Ruim 1,8 miljoen mensen hadden ooit laag inkomen
Van de 9,1 miljoen mensen van 15 jaar en ouder heeft een op de vijf in de periode 1995-2003 ooit een laag inkomen gehad. In totaal ging het om ruim 1,8 miljoen mensen. Voor tweederde van hen betrof het een periode van hooguit vier van de negen jaar. Afwisselende periodes van wel of geen laag inkomen kende 17 procent en voor 13 procent gold dat zij meestal een laag inkomen hadden. Ten slotte moest 6 procent van degenen die ooit een laag inkomen hadden, alle negen jaren rondkomen van een laag inkomen. Dit komt overeen met 100 duizend personen.
Personen met laag inkomen naar duur laag inkomen, 1995-2003
Laag inkomen zelfstandigen meestal tijdelijk
Zelfstandigen hebben geen vast inkomen. Een laag inkomen kwam bij deze groep iets vaker voor dan bij loonontvangers. Bij zelfstandigen was een laag inkomen vrijwel altijd van tijdelijke aard: in zeven van de tien gevallen betrof het een eenmalig laag jaarinkomen. Van de pensioenontvangers had bijna 22 procent ten minste één jaar een laag inkomen. Zo’n 7 procent van de gepensioneerden had zelfs meestal of voortdurend een laag inkomen.
Vaak en langdurig laag inkomen bij uitkeringsontvangers
De helft van de uitkeringsontvangers heeft in de periode 1995-2003 ooit een laag inkomen gehad. Bijna 9 procent van deze groep moest gedurende de gehele periode van een laag inkomen rondkomen en 14 procent meestal.
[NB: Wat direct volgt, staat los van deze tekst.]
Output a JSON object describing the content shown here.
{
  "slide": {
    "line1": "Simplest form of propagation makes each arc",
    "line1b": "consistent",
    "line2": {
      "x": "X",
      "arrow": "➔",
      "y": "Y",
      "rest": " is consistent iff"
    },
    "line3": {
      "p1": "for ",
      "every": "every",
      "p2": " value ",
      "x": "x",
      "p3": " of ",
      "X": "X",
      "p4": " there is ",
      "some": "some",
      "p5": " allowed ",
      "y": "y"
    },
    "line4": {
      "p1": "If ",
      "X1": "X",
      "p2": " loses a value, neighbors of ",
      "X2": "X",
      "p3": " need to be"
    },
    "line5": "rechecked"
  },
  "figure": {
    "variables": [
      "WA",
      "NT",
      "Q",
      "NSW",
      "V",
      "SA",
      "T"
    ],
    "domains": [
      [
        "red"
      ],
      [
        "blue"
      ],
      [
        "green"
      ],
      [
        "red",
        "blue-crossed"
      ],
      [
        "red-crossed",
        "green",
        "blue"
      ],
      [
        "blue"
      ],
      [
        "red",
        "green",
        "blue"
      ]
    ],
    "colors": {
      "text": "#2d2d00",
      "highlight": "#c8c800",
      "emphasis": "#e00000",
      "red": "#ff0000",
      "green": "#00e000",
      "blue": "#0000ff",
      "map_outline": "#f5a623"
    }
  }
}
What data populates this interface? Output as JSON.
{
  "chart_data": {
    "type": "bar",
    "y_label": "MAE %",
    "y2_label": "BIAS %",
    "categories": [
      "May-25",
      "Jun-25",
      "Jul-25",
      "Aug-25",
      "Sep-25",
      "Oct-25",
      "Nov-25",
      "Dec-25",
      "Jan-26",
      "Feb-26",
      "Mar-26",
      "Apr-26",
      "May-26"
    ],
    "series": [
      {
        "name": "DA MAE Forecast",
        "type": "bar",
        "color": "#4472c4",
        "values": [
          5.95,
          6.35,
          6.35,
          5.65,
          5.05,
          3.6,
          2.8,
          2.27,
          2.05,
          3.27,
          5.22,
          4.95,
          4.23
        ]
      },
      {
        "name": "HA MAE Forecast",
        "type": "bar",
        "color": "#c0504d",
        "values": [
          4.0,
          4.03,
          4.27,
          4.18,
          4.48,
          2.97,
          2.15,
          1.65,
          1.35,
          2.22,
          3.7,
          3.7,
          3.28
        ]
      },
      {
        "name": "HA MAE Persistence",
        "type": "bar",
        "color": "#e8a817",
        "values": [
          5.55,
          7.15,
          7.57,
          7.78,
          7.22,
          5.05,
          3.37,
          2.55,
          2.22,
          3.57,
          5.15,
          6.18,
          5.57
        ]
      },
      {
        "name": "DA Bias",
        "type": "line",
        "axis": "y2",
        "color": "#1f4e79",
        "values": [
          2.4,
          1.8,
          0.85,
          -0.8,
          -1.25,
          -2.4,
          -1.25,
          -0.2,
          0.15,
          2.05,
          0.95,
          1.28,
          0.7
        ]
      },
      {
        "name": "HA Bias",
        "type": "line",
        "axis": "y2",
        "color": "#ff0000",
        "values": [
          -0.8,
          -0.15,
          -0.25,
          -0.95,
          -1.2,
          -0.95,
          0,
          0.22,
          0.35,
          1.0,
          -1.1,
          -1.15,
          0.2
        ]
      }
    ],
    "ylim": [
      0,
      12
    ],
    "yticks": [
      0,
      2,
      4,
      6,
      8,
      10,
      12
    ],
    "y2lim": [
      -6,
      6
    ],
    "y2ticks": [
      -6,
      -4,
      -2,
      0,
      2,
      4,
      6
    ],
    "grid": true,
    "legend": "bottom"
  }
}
Personen met laag inkomen naar voornaamste inkomensbron, 1995-2003
Inkomenspositie paren relatief gunstig
Vijf van de zes paren hebben in de periode 1995-2003 nooit een laag inkomen gehad. Bij paren die wel een laag inkomen hadden, was dit meestal tijdelijk. Bij eenoudergezinnen en alleenstaanden kwam een laag inkomen veel vaker voor. Bovendien duurde bij hen de periode met een laag inkomen gemiddeld langer.
Personen met laag inkomen naar huishoudenstype, 1995-2003
Inkomsten 13 procent onder lage-inkomensgrens
De mensen met in de periode 1995-2003 onafgebroken een laag inkomen hadden een gemiddeld meerjarig inkomen dat 13 procent onder de lage-inkomensgrens lag. Voor degenen met meestal een laag inkomen lag het gemiddeld meerjarig inkomen 4 procent onder de lage-inkomensgrens.